The Good Food Institute, which promotes alternative proteins, claims that “industrial animal agriculture may be the most environmentally damaging industry on Earth”, while Impossible Foods has asserted that eliminating meat from the human diet is “the world’s most urgent environmental problem”.
These claims do not account for regional differences in how livestock is reared, the report finds. While in the Global North meat is primarily sourced from factory farms, in the Global South animal production tends to be smaller scale and pastoralist, and supports the livelihoods of 1.7 billion smallholder farmers.
Questions about how and where food is produced are often lost in the search for “techno-fixes”, which position lab-grown meat and novel plant-based substitutes as the best solutions, the report finds. The noisy promotion of these solutions is crowding out traditional options, such as agro-ecological and indigenous food systems, which provide access to healthy and sustainable diets.

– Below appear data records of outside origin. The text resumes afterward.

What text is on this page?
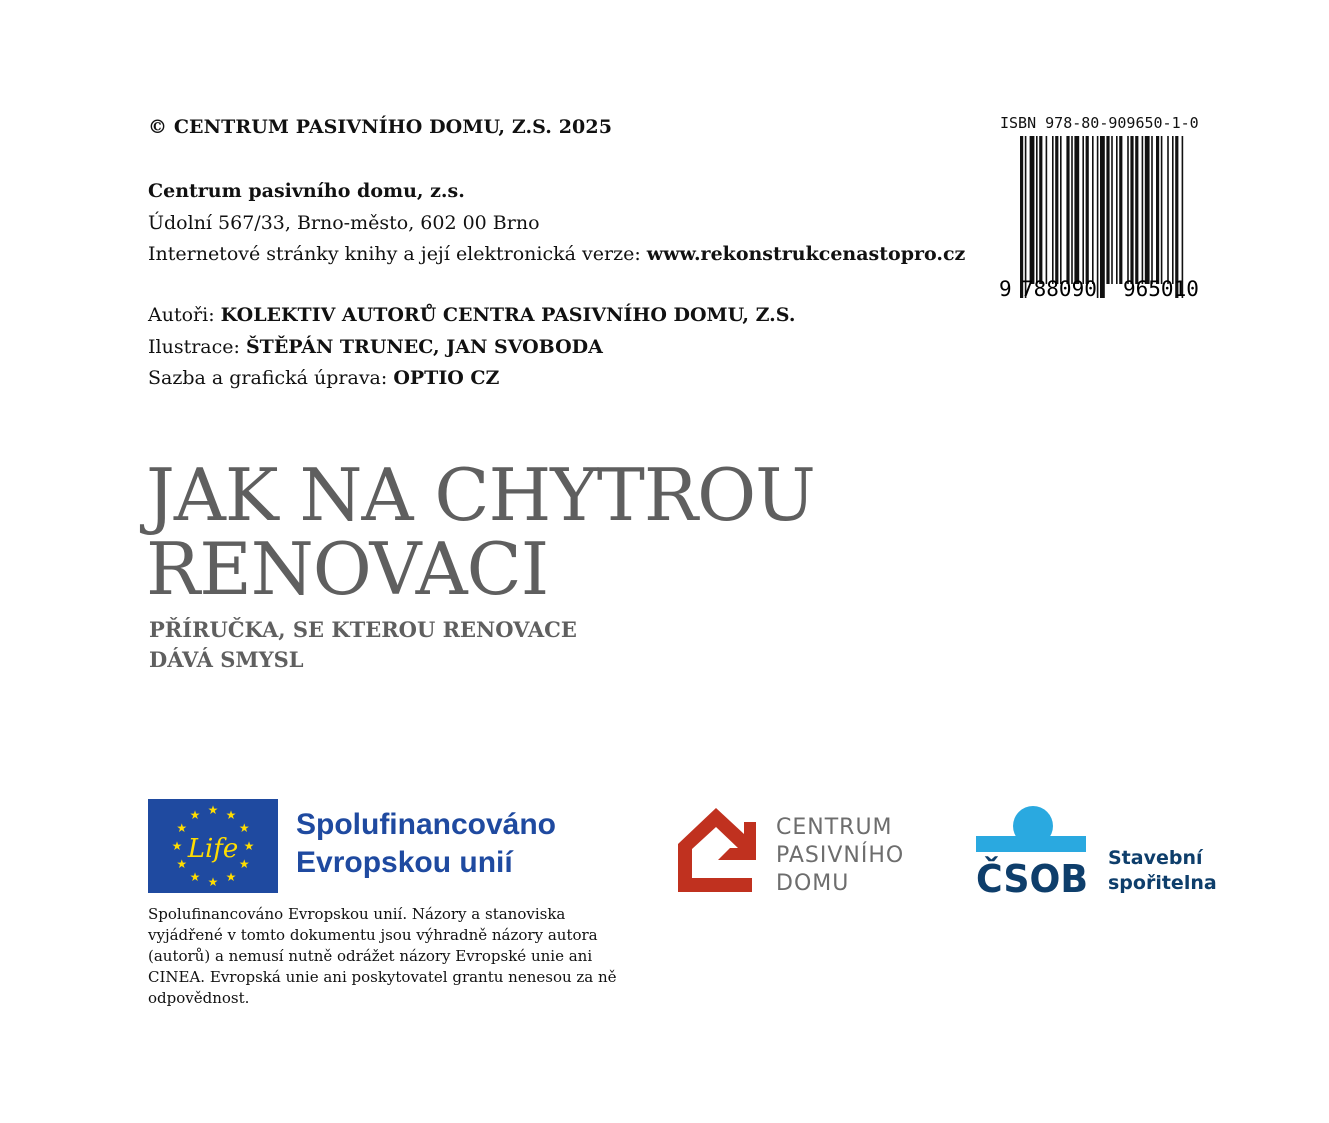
© CENTRUM PASIVNÍHO DOMU, Z.S. 2025
Centrum pasivního domu, z.s.
Údolní 567/33, Brno-město, 602 00 Brno
Internetové stránky knihy a její elektronická verze: www.rekonstrukcenastopro.cz
Autoři: KOLEKTIV AUTORŮ CENTRA PASIVNÍHO DOMU, Z.S.
Ilustrace: ŠTĚPÁN TRUNEC, JAN SVOBODA
Sazba a grafická úprava: OPTIO CZ
JAK NA CHYTROU
RENOVACI
PŘÍRUČKA, SE KTEROU RENOVACE
DÁVÁ SMYSL
ISBN 978-80-909650-1-0
9 788090 965010
★ ★
★
★
★
★
★
★
★
★
★
★
Life
Spolufinancováno
Evropskou unií
Spolufinancováno Evropskou unií. Názory a stanoviska vyjádřené v tomto dokumentu jsou výhradně názory autora (autorů) a nemusí nutně odrážet názory Evropské unie ani CINEA. Evropská unie ani poskytovatel grantu nenesou za ně odpovědnost.
CENTRUM
PASIVNÍHO
DOMU	ČSOB Stavební
spořitelna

There is also a risk that the venture capital-led alternative protein sector repeats the same problems associated with industrial agriculture, such as intensive, ultra-processed forms of food production, and excludes people such as Global South smallholders and Global North farmer and food processing workers from the conservation about how to reshape food systems.
“We are seeing a massive shift in investments and innovations around alternative proteins in Southeast Asia, and many of the new technologies at risk of reproducing extractive modes of food production,” said Madhumitha Ardhanari, principal sustainability strategist for sustainability non-profit Forum for the Future, who is leading a project to create a just, regenerative protein system in Southeast Asia.
“For a transition to plant-based diets to be truly resilient in the long-term, it needs to be ecologically safe and socially just,” she told Eco-Business, noting while plant-based foods are largely better for animals, the planet and people, “they can still be irresponsibly cultivated — this holds true not only for soy but to any crop such as peas, lentils and hemp.”
The report also claims that there has been an over-focus on protein, driven by industry lobbying and venture capital interest in the sector, which is dominated by a few, large meat and dairy companies that have acquired or launched alt-protein brands. A lack of adequate protein intake is only one of many nutritional deficiencies affecting populations around the world, the report finds.
Another problem is that research to support claims made by alt-protein brands tends to be funded by the companies themselves, and the market is concentrated among a few firms; almost every large global meat or dairy company has acquired or launched a plant-based meat and dairy substitute brand.
Claims about the unsustainability of eating fish were made in the Netflix documentary Seaspiracy, and observers have pointed out that the documentary overlooked small-scale artisanal fisheries prevalent in many developing countries. Environmentalist George Monbiot said Seaspiracy’s message — to avoid eating fish — was targeted at “people with a Netflix subscription.”